Тихон встал, подошел к двери и вывалился из нее во тьму. Артамонов, раздавленный волнением, голодом, усталостью, видел, как сквозь три полосы масленого света в саду промелькнуло широкое, черное. Он закрыл глаза, ожидая теперь чего-то окончательно страшного.
— Достала? -спросил Тихон кого-то.
— Вот — всё!
Это-голос жены. Где была она, зачем она оставила его с этим стариком?
Артамонов открыл глаза, приподнялся на локтях, глядя в дверь, заткнутую двумя черными фигурами. Внезапно ему вспомнилось, что он всю жизнь думал о том, кто виноват пред ним, по чьей вине жизнь его была так тяжело запутана, насыщена каким-то обманом. И вот сейчас всё это стало ясно.
Жена подошла к нему, наклонилась, зашептала:
— Ну, слава тебе, господи...
— Вот, Тихон, кто виноват во всем! — решительно сказал Артамонов и облегченно вздохнул. — Она жадничала, она меня настраивала, да!
Он с торжеством зарычал:
— Из-за нее и брат Никита пропал. Ты сам знаешь, да...

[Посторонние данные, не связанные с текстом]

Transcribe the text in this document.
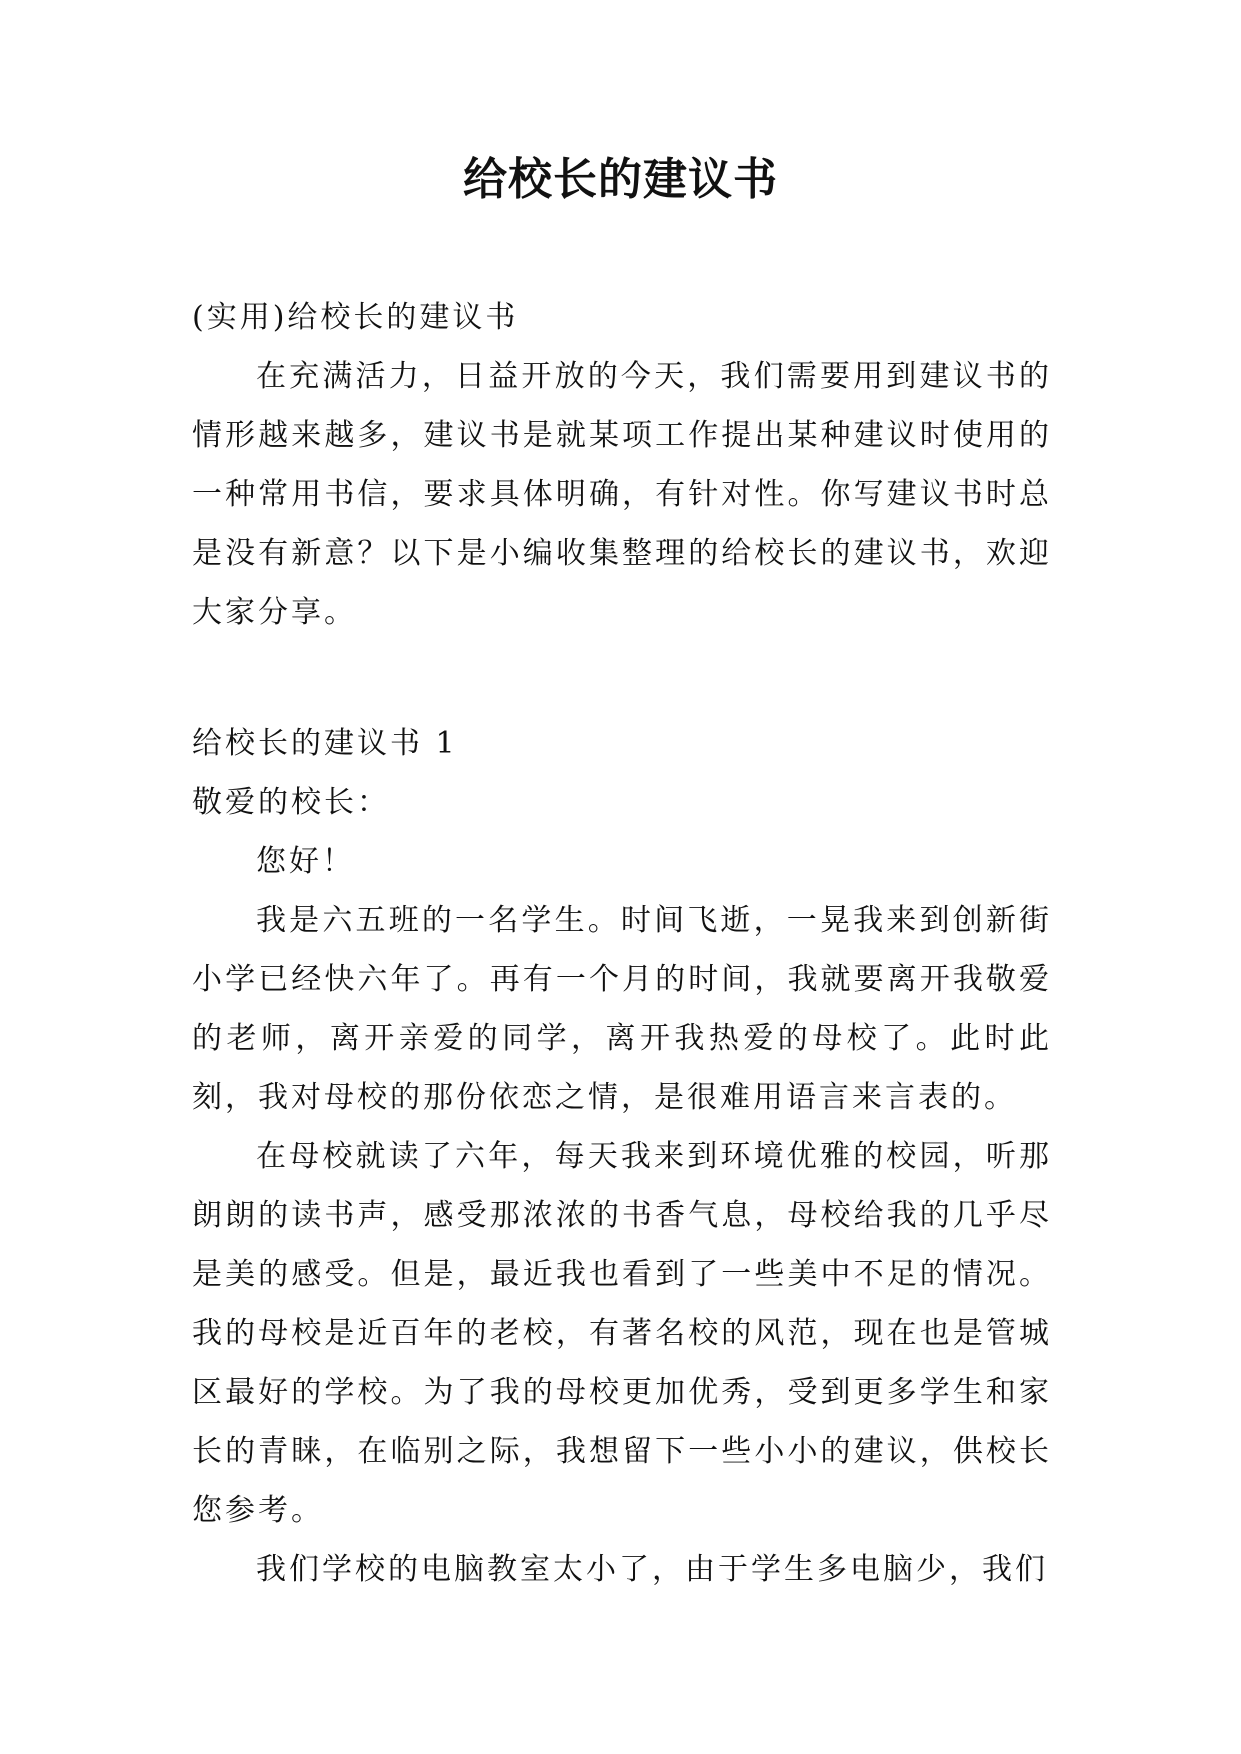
给校长的建议书

(实用)给校长的建议书

在充满活力，日益开放的今天，我们需要用到建议书的情形越来越多，建议书是就某项工作提出某种建议时使用的一种常用书信，要求具体明确，有针对性。你写建议书时总是没有新意？以下是小编收集整理的给校长的建议书，欢迎大家分享。

给校长的建议书 1

敬爱的校长：

您好！

我是六五班的一名学生。时间飞逝，一晃我来到创新街小学已经快六年了。再有一个月的时间，我就要离开我敬爱的老师，离开亲爱的同学，离开我热爱的母校了。此时此刻，我对母校的那份依恋之情，是很难用语言来言表的。

在母校就读了六年，每天我来到环境优雅的校园，听那朗朗的读书声，感受那浓浓的书香气息，母校给我的几乎尽是美的感受。但是，最近我也看到了一些美中不足的情况。我的母校是近百年的老校，有著名校的风范，现在也是管城区最好的学校。为了我的母校更加优秀，受到更多学生和家长的青睐，在临别之际，我想留下一些小小的建议，供校长您参考。

我们学校的电脑教室太小了，由于学生多电脑少，我们
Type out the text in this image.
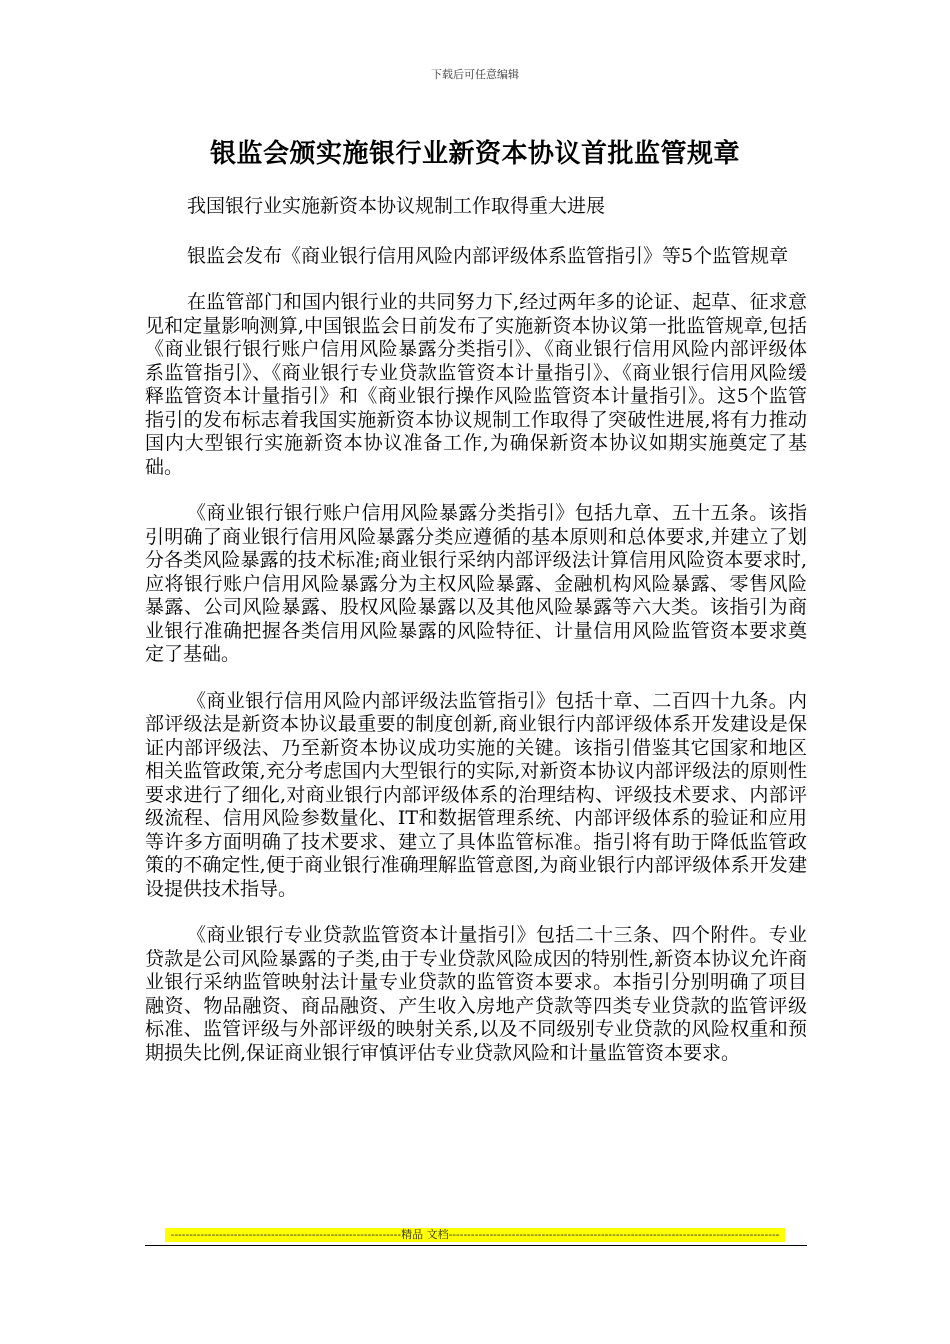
下载后可任意编辑
银监会颁实施银行业新资本协议首批监管规章

我国银行业实施新资本协议规制工作取得重大进展

银监会发布《商业银行信用风险内部评级体系监管指引》等5个监管规章

在监管部门和国内银行业的共同努力下,经过两年多的论证、起草、征求意见和定量影响测算,中国银监会日前发布了实施新资本协议第一批监管规章,包括《商业银行银行账户信用风险暴露分类指引》、《商业银行信用风险内部评级体系监管指引》、《商业银行专业贷款监管资本计量指引》、《商业银行信用风险缓释监管资本计量指引》和《商业银行操作风险监管资本计量指引》。这5个监管指引的发布标志着我国实施新资本协议规制工作取得了突破性进展,将有力推动国内大型银行实施新资本协议准备工作,为确保新资本协议如期实施奠定了基础。

《商业银行银行账户信用风险暴露分类指引》包括九章、五十五条。该指引明确了商业银行信用风险暴露分类应遵循的基本原则和总体要求,并建立了划分各类风险暴露的技术标准;商业银行采纳内部评级法计算信用风险资本要求时,应将银行账户信用风险暴露分为主权风险暴露、金融机构风险暴露、零售风险暴露、公司风险暴露、股权风险暴露以及其他风险暴露等六大类。该指引为商业银行准确把握各类信用风险暴露的风险特征、计量信用风险监管资本要求奠定了基础。

《商业银行信用风险内部评级法监管指引》包括十章、二百四十九条。内部评级法是新资本协议最重要的制度创新,商业银行内部评级体系开发建设是保证内部评级法、乃至新资本协议成功实施的关键。该指引借鉴其它国家和地区相关监管政策,充分考虑国内大型银行的实际,对新资本协议内部评级法的原则性要求进行了细化,对商业银行内部评级体系的治理结构、评级技术要求、内部评级流程、信用风险参数量化、IT和数据管理系统、内部评级体系的验证和应用等许多方面明确了技术要求、建立了具体监管标准。指引将有助于降低监管政策的不确定性,便于商业银行准确理解监管意图,为商业银行内部评级体系开发建设提供技术指导。

《商业银行专业贷款监管资本计量指引》包括二十三条、四个附件。专业贷款是公司风险暴露的子类,由于专业贷款风险成因的特别性,新资本协议允许商业银行采纳监管映射法计量专业贷款的监管资本要求。本指引分别明确了项目融资、物品融资、商品融资、产生收入房地产贷款等四类专业贷款的监管评级标准、监管评级与外部评级的映射关系,以及不同级别专业贷款的风险权重和预期损失比例,保证商业银行审慎评估专业贷款风险和计量监管资本要求。

--------------------------------------------------------------精品 文档-----------------------------------------------------------------------------------------
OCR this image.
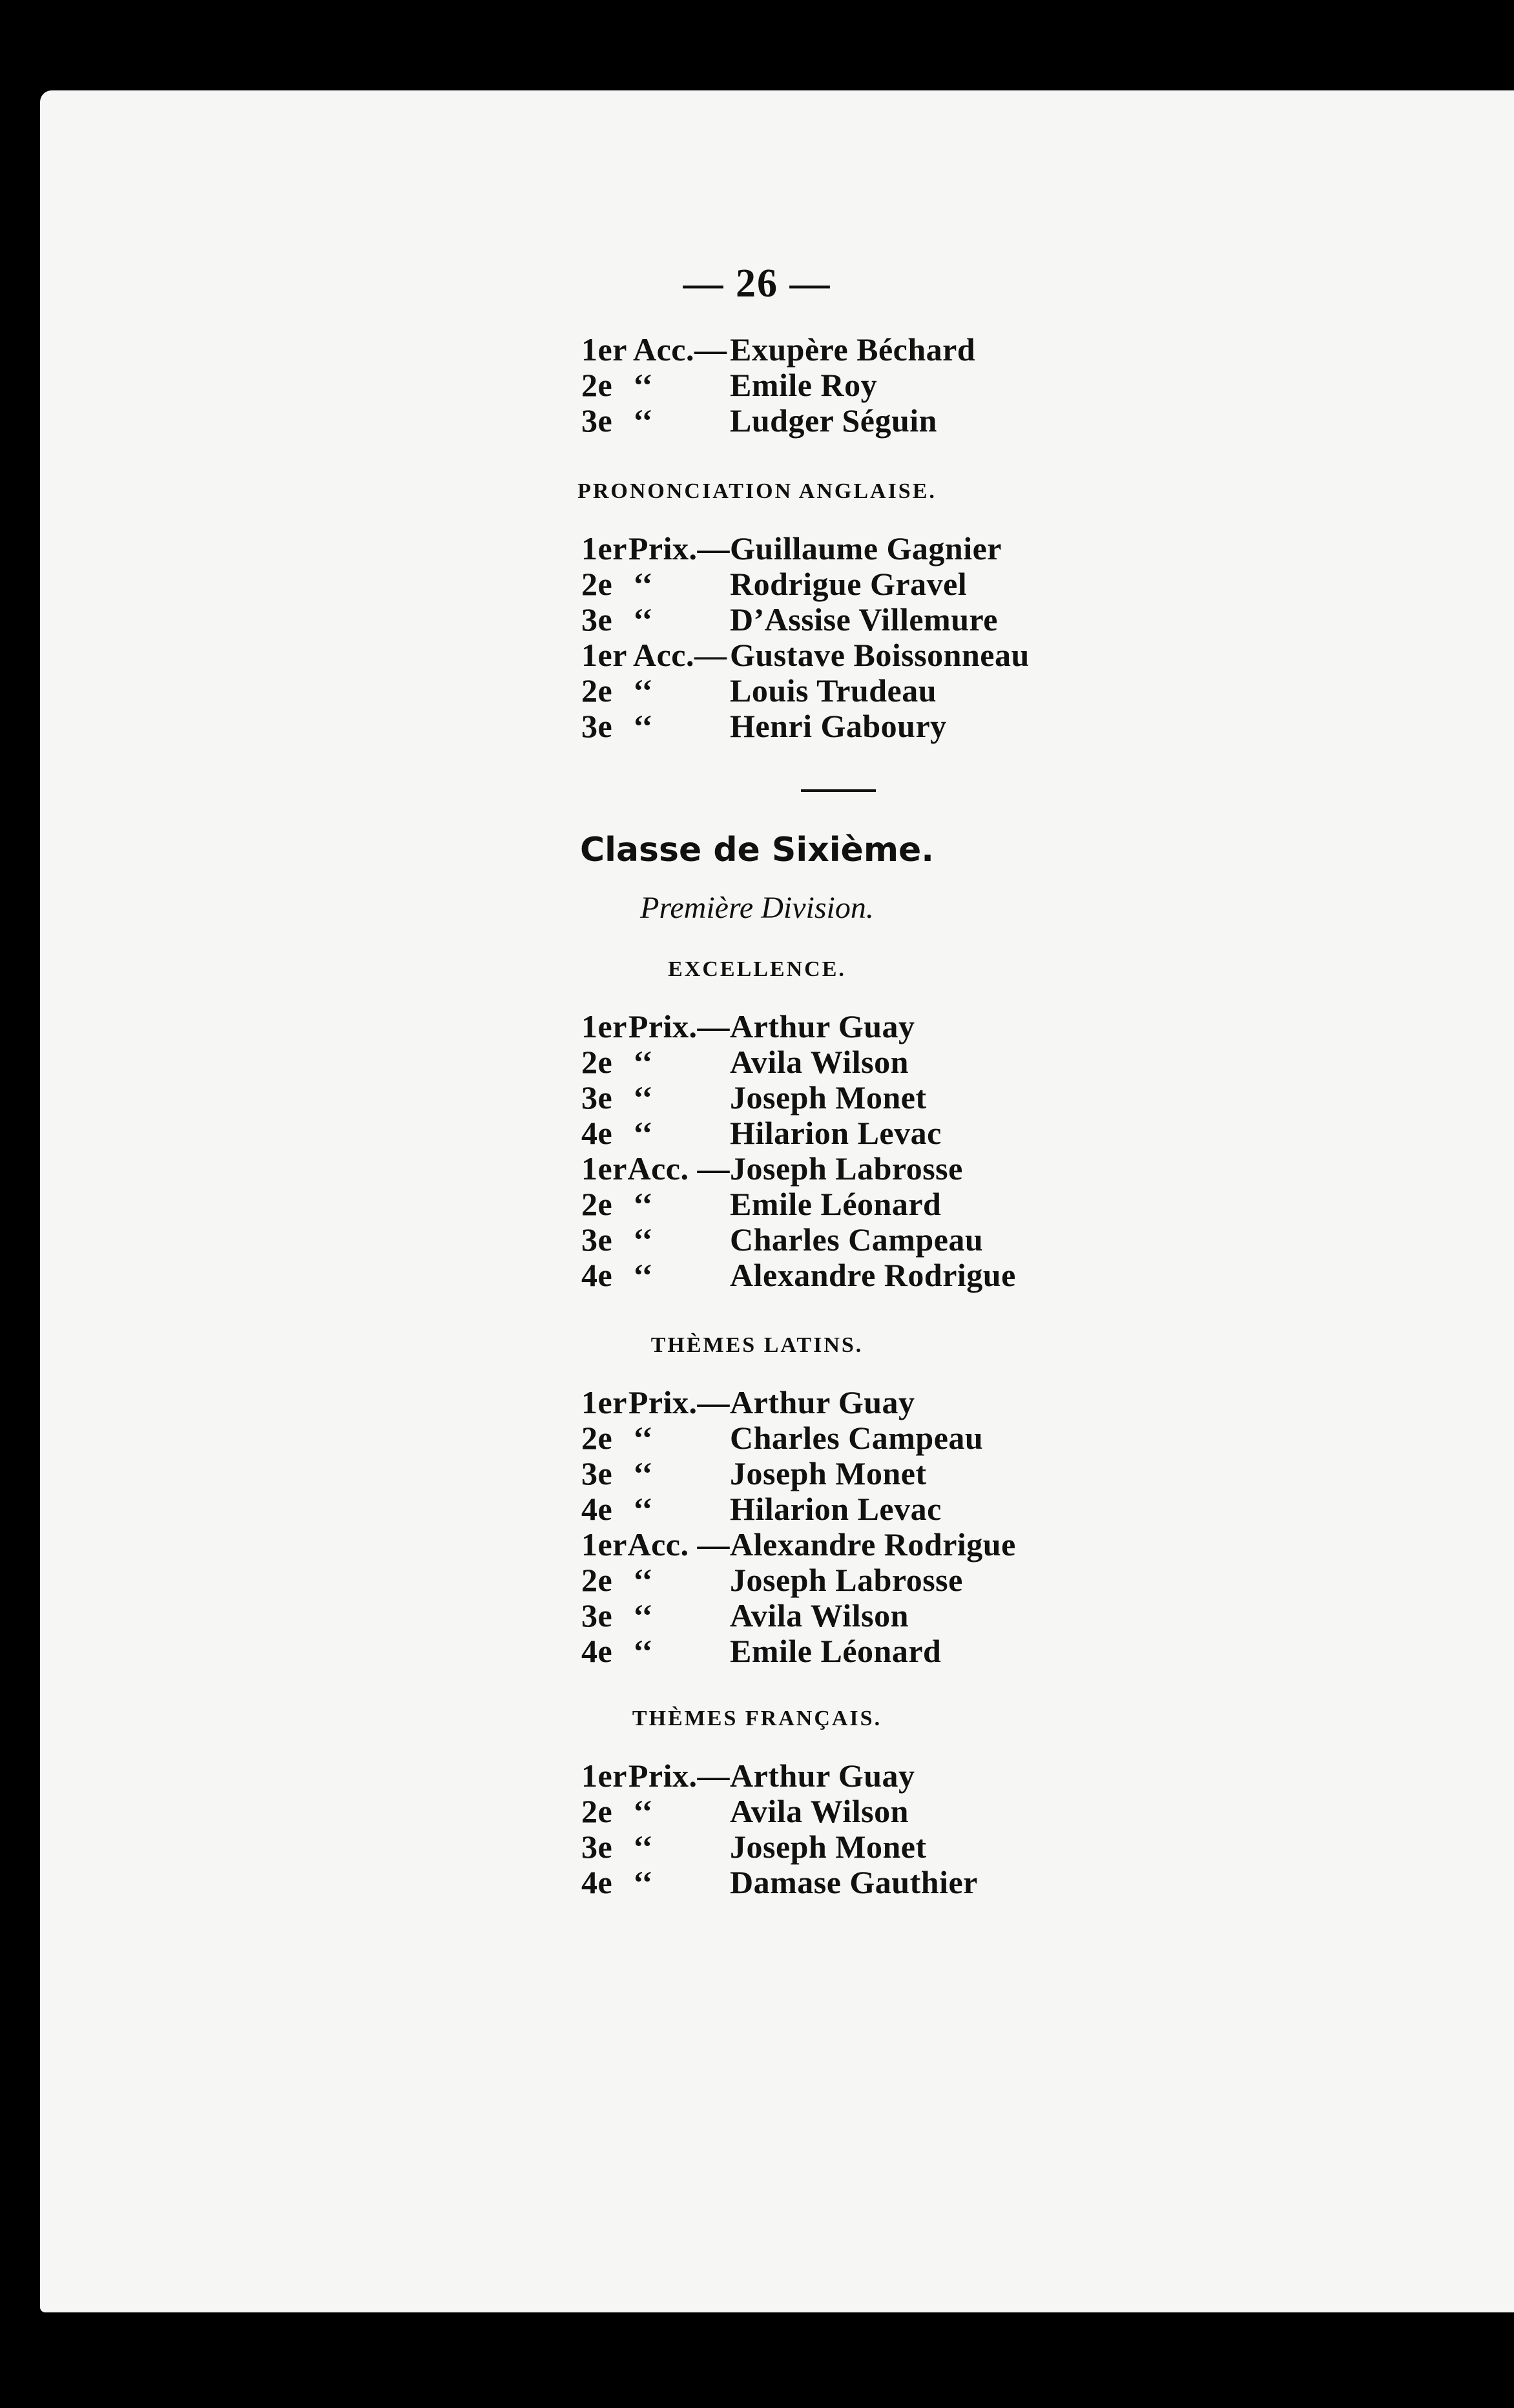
— 26 —
1er Acc.— Exupère Béchard
2e ‘‘ Emile Roy
3e ‘‘ Ludger Séguin
PRONONCIATION ANGLAISE.
1er Prix.— Guillaume Gagnier
2e ‘‘ Rodrigue Gravel
3e ‘‘ D’Assise Villemure
1er Acc.— Gustave Boissonneau
2e ‘‘ Louis Trudeau
3e ‘‘ Henri Gaboury
Classe de Sixième.
Première Division.
EXCELLENCE.
1er Prix.— Arthur Guay
2e ‘‘ Avila Wilson
3e ‘‘ Joseph Monet
4e ‘‘ Hilarion Levac
1er Acc. — Joseph Labrosse
2e ‘‘ Emile Léonard
3e ‘‘ Charles Campeau
4e ‘‘ Alexandre Rodrigue
THÈMES LATINS.
1er Prix.— Arthur Guay
2e ‘‘ Charles Campeau
3e ‘‘ Joseph Monet
4e ‘‘ Hilarion Levac
1er Acc. — Alexandre Rodrigue
2e ‘‘ Joseph Labrosse
3e ‘‘ Avila Wilson
4e ‘‘ Emile Léonard
THÈMES FRANÇAIS.
1er Prix.— Arthur Guay
2e ‘‘ Avila Wilson
3e ‘‘ Joseph Monet
4e ‘‘ Damase Gauthier
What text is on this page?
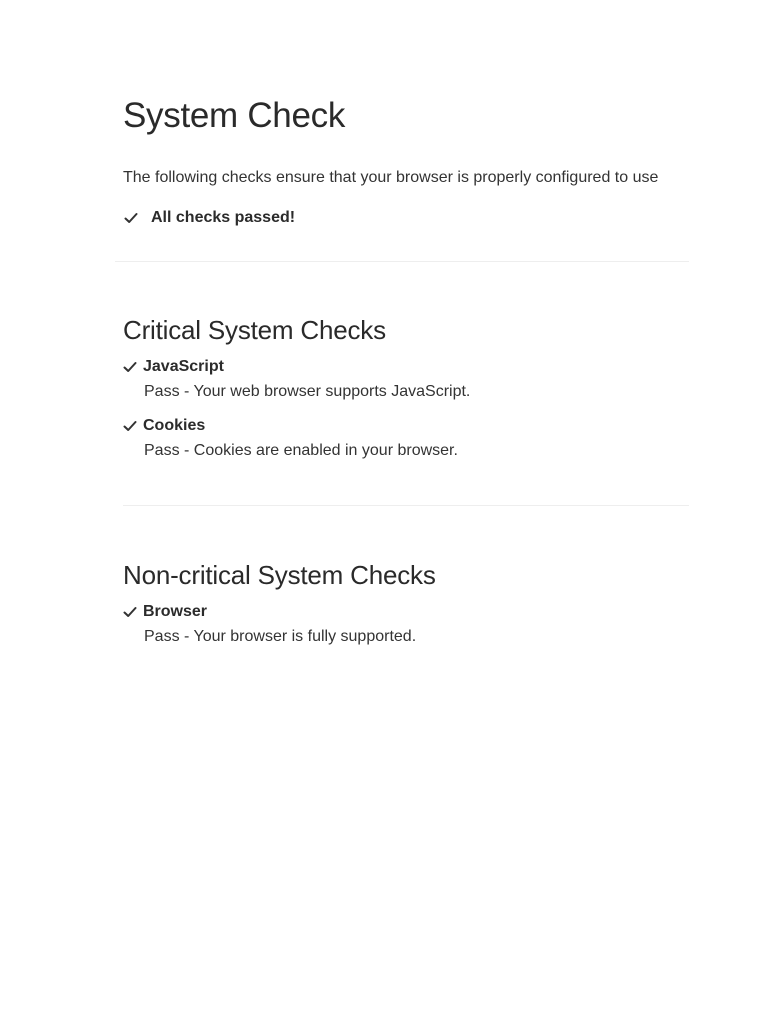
System Check

The following checks ensure that your browser is properly configured to use

All checks passed!
Critical System Checks
JavaScript
Pass - Your web browser supports JavaScript.
Cookies
Pass - Cookies are enabled in your browser.
Non-critical System Checks
Browser
Pass - Your browser is fully supported.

Артамонов задохнулся. Было странно видеть, что жена не обиделась, не испугалась, не заплакала. Она гладила трясущейся рукою волосы на голове его и тревожно, но ласково шептала:
— Тихонько, не кричи, тут — злые все...
— Есть давай...
Жена сунула в руку его огурец и тяжелый кусок хлеба; огурец был теплый, а хлеб прилип к пальцам, как тесто.
Артамонов изумился:
— Это-что? Мне? Всё?
— Тише, Христа ради, — шептала Наталья, — ведь — нет ничего! И солдатики тоже...
— Это ты мне-за всё? За весь страх, за всю жизнь?
Он, взвешивая хлеб на руке, бормотал и догадывался, что случилось что-то невыносимо, смертельно оскорбительное, в чем даже и она, Наталья, не виновата.
Он швырнул хлеб к двери, сказав глухо, но твердо:
— Не хочу.
Тихон поднял хлеб, заворчал, подул на него, Наталья снова стала совать кусок в руку мужа, пришептывая:
— Кушай, кушай, не сердись...
Оттолкнув ее руку, Артамонов крепко закрыл глаза и сквозь зубы повторил с лютой яростью:
— Не хочу. Прочь.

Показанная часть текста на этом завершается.